In 1991 the shrine was visited by Myroslav Ivan Lubachivsky, the head of the Ukrainian Church, and in 1993 by archbishop Volodymyr Sterniuk, locum tenens of the Church in Ukraine in the years 1972–1991. In April 1995, mass celebrations were held commending the Ukrainian nation to the protection of the Mother of God, renewing the vows of Yaroslav the Wise made in 1037, and in 1996 celebrating the 400th anniversary of the restoration of communion with the Catholic Church in the Union of Brest. In July 1997, the beginning of the Ukrainian preparations for the Great Jubilee was officially announced here and in 1999, Ukrainian martyrs of the 20th century were commemorated. In 2000, Cardinal Lubomyr Husar celebrated the first Divine Liturgy in the newly built sobor of the Mother of God of Zarvanytsia. During the pilgrimage of Pope John Paul II to Ukraine in 2001, he prayed before the icon of the Mother of God of Zarvanytsia in the church of St. Nicholas the Miracle Worker on Askoldova Mohyla in Kyiv. In 2002 the Patriarchal Council of the Ukrainian Church was concluded in Zarvanytsia gathering Church delegates from around the world. In 2003, an ecumenical pilgrimage by the Orthodox Brotherhood of St. Andrew the First-Called Apostle was held. In August 2004, Zarvanytsia hosted an international pilgrimage of reconciliation between Poles and Ukrainians, led by Cardinal Husar and the Primate of Poland, Cardinal Joseph Glemp, together with fifteen bishops from both nations.

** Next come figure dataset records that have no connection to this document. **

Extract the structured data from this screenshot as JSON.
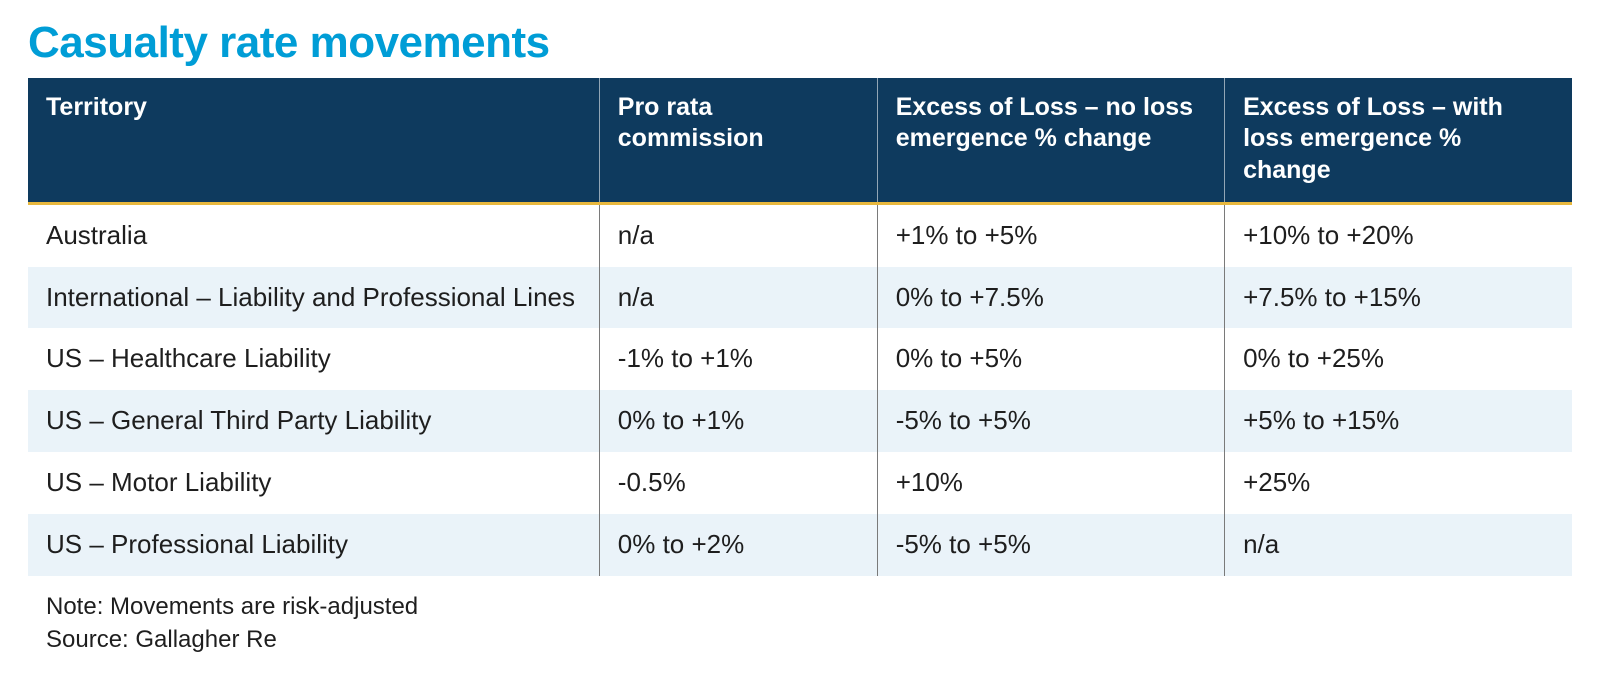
{
  "title": "Casualty rate movements",
  "colors": {
    "title": "#009dd6",
    "header_bg": "#0e3a5e",
    "header_text": "#ffffff",
    "accent_border": "#e8b83e",
    "row_alt_bg": "#eaf3f9",
    "row_bg": "#ffffff",
    "cell_border": "#7a7a7a",
    "body_text": "#1e1e1e"
  },
  "typography": {
    "title_fontsize_pt": 33,
    "header_fontsize_pt": 19,
    "cell_fontsize_pt": 20,
    "footnote_fontsize_pt": 18,
    "font_family": "Segoe UI / Helvetica Neue"
  },
  "table": {
    "type": "table",
    "column_widths_pct": [
      37,
      18,
      22.5,
      22.5
    ],
    "columns": [
      "Territory",
      "Pro rata commission",
      "Excess of Loss – no loss emergence % change",
      "Excess of Loss – with loss emergence % change"
    ],
    "rows": [
      [
        "Australia",
        "n/a",
        "+1% to +5%",
        "+10% to +20%"
      ],
      [
        "International – Liability and Professional Lines",
        "n/a",
        "0% to +7.5%",
        "+7.5% to +15%"
      ],
      [
        "US – Healthcare Liability",
        "-1% to +1%",
        "0% to +5%",
        "0% to +25%"
      ],
      [
        "US – General Third Party Liability",
        "0% to +1%",
        "-5% to +5%",
        "+5% to +15%"
      ],
      [
        "US – Motor Liability",
        "-0.5%",
        "+10%",
        "+25%"
      ],
      [
        "US – Professional Liability",
        "0% to +2%",
        "-5% to +5%",
        "n/a"
      ]
    ]
  },
  "footnote": {
    "note": "Note: Movements are risk-adjusted",
    "source": "Source: Gallagher Re"
  }
}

The new church, largest in the Podolia and visible far outside the village and well inscribed into the landscape, has a single nave Byzantine cross-dome plan with five cupolas representing Christ and the four Evangelists. Along with the gates, the church of Annunciation, bell tower and chapels it has been built largely by donations from the Ukrainian diaspora as the country's economic situation is still ravaged by extreme poverty.

Along with the Holy Dormition Lavra in Univ and the monastery of the Basilian Fathers in Krekhiv, Zarvanytsia is one of the most important pilgrimage sites in Ukraine. It is the destination of an annual youth pilgrimage and numerous eparchial pilgrimages from the farthest corners of Ukraine and Ukrainian parishes abroad and even some Latin rite faithful from neighboring countries such as Poland and Slovakia.

Until 18 July 2020, Zarvanytsia belonged to Terebovlia Raion. The raion was abolished in July 2020 as part of the administrative reform of Ukraine, which reduced the number of raions of Ternopil Oblast to three. The area of Terebovlia Raion was merged into Ternopil Raion.